I.T Policies Every Business Should Have

I.T. Policies Every Business Should Have

Every company that uses computers, email, the internet, and software on a daily basis should have information technology (I.T.) policies in place. It is important for employees to know what is expected and required of them when using the technology provided by their employer, and it is critical for a company to protect itself by having policies to govern areas such as personal internet and email usage, security, software and hardware inventory and data retention. It is also important for the business owner to know the potential lost time and productivity at their business because of personal internet usage.

Consider the following scenarios, which are not uncommon in most companies:

  • Carol, in the marketing department, has a nine year old daughter who is selling gift wrap for her elementary school's annual fundraiser. Carol sends an email to the entire company letting everyone know the catalog is in the break room and they should email their orders to her within the next week. Is this an appropriate use of the company email system?
  • In the purchasing department, Bob's acquisition software is being updated. Unable to access it and thus perform one of the many functions of his job, he decides to surf the web while he's waiting for the updates to complete. He heard about a controversial video involving a celebrity and decides to see if he can find it. In the process, he finds several pornographic websites that catch his attention. Is this an appropriate use of the internet at work? What are the ramifications for Bob if a co-worker sees what he's found online? What are the ramifications for the company if that co-worker files a sexual harassment suit as a result?
  • Jennifer has just been hired as the first in-house graphic designer for a non-profit organization.

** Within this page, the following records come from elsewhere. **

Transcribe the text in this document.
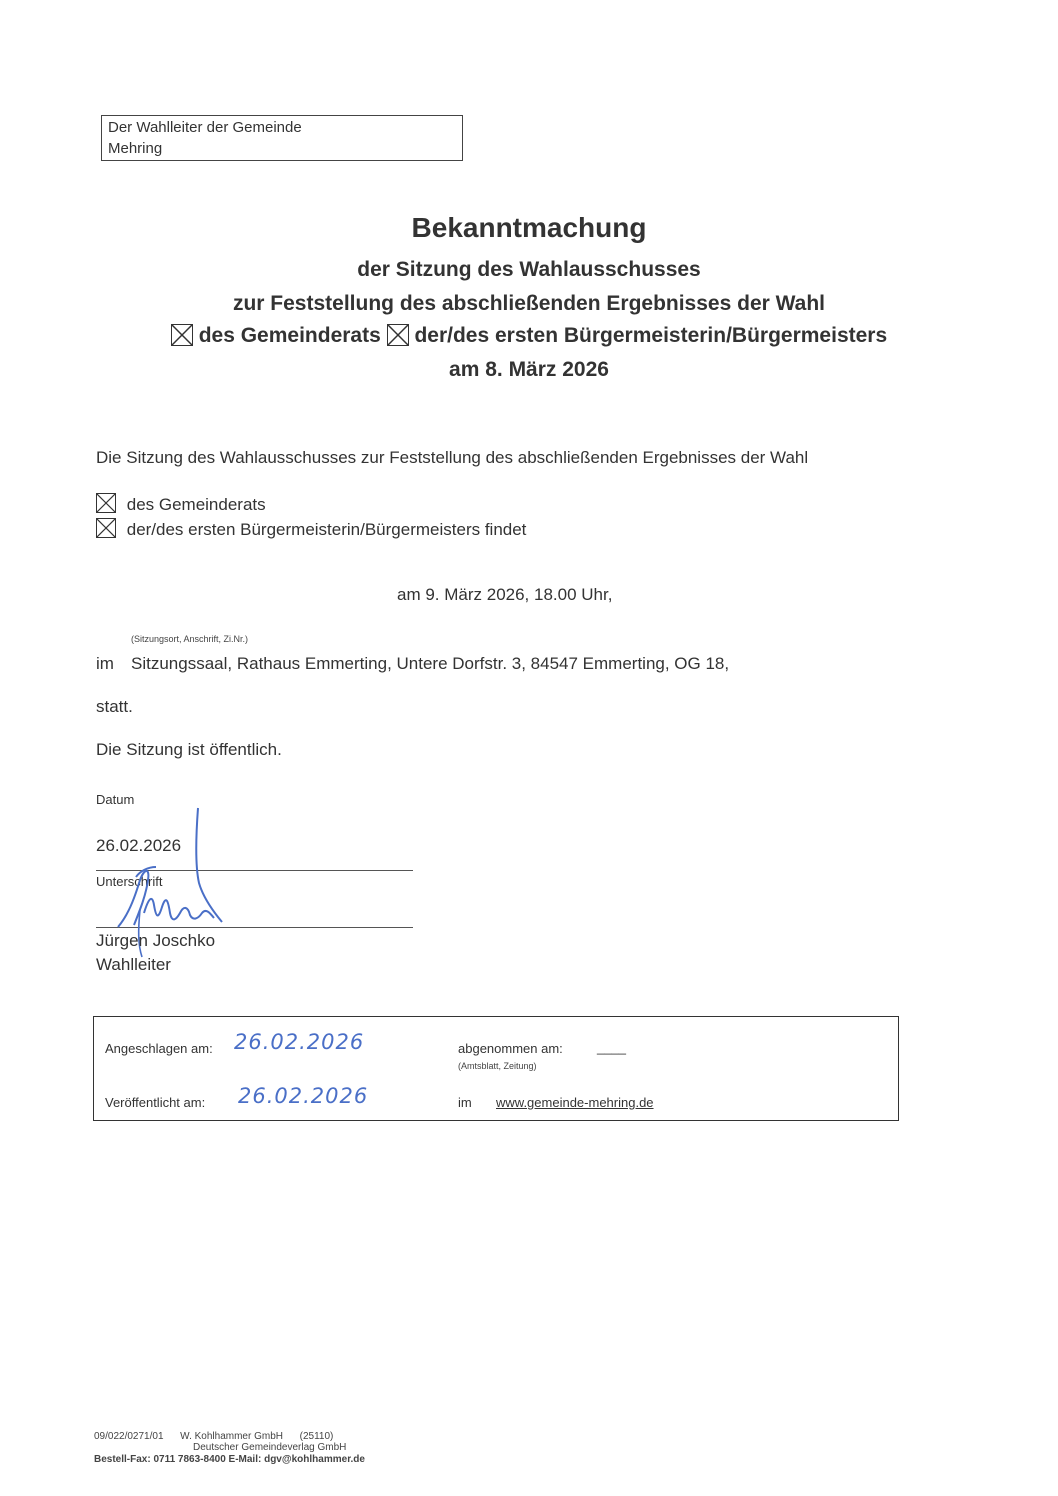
Der Wahlleiter der Gemeinde
Mehring
Bekanntmachung
der Sitzung des Wahlausschusses
zur Feststellung des abschließenden Ergebnisses der Wahl
des Gemeinderats der/des ersten Bürgermeisterin/Bürgermeisters
am 8. März 2026
Die Sitzung des Wahlausschusses zur Feststellung des abschließenden Ergebnisses der Wahl
des Gemeinderats
der/des ersten Bürgermeisterin/Bürgermeisters findet
am 9. März 2026, 18.00 Uhr,
(Sitzungsort, Anschrift, Zi.Nr.)
im Sitzungssaal, Rathaus Emmerting, Untere Dorfstr. 3, 84547 Emmerting, OG 18,
statt.
Die Sitzung ist öffentlich.
Datum
26.02.2026
Unterschrift
Jürgen Joschko
Wahlleiter
Angeschlagen am: 26.02.2026	abgenommen am:	____
(Amtsblatt, Zeitung)
Veröffentlicht am: 26.02.2026	im www.gemeinde-mehring.de
09/022/0271/01      W. Kohlhammer GmbH      (25110)
Deutscher Gemeindeverlag GmbH
Bestell-Fax: 0711 7863-8400 E-Mail: dgv@kohlhammer.de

Her start date is in one week and she needs to be ready to hit the ground running to design and produce a brochure for their capital campaign. She needs a Macintosh computer complete with graphic design software as well as email, internet access, word processing capabilities, and access to the network for shared files. Who will be responsible for purchasing, configuring, and maintaining her computer?

Without written policies, there are no standards to reference when both sticky and status quo situations arise, such as those highlighted above.

So, what exactly are the I.T. policies that every company should have? There are six areas that need to be addressed:

  1. Acceptable Use of Technology: Guidelines for the use of computers, fax machines, telephones, internet, email, and voicemail and the consequences for misuse.
  2. Security: Guidelines for passwords, levels of access to the network, virus protection, confidentiality, and the usage of data.
  3. Disaster Recovery: Guidelines for data recovery in the event of a disaster, and data backup methods.
  4. Technology Standards: Guidelines to determine the type of software, hardware, and systems will be purchased and used at the company, including those that are prohibited (for example, instant messenger or mp3 music download software).
  5. Network Set up and Documentation: Guidelines regarding how the network is configured, how to add new employees to the network, permission levels for employees, and licensing of software.
  6. I.T. Services: Guidelines to determine how technology needs and problems will be addressed, who in the organization is responsible for employee technical support, maintenance, installation, and long-term technology planning.


Having policies and procedures simply for the sake of saying you have them is useless. It may make you feel better initially, but just wait until an issue arises for which no policy exists. Most importantly, you need to have policies with some teeth. They need to work for your company and your employees, and they need to be enforced. If you are not sure how to do this, your company may want to employ the services of a technology consultant that can make recommendations for policies according to how technology is used on a daily basis for your business.

Whatever you do, don't delay. It could cost you. Forrester, an independent technology research company, estimates that the average company (yes, even small ones) loses $1,250 per minute of downtime. If you are hit with a major disaster and have no recovery or backup policy in place, you could lose valuable time, money and even your business.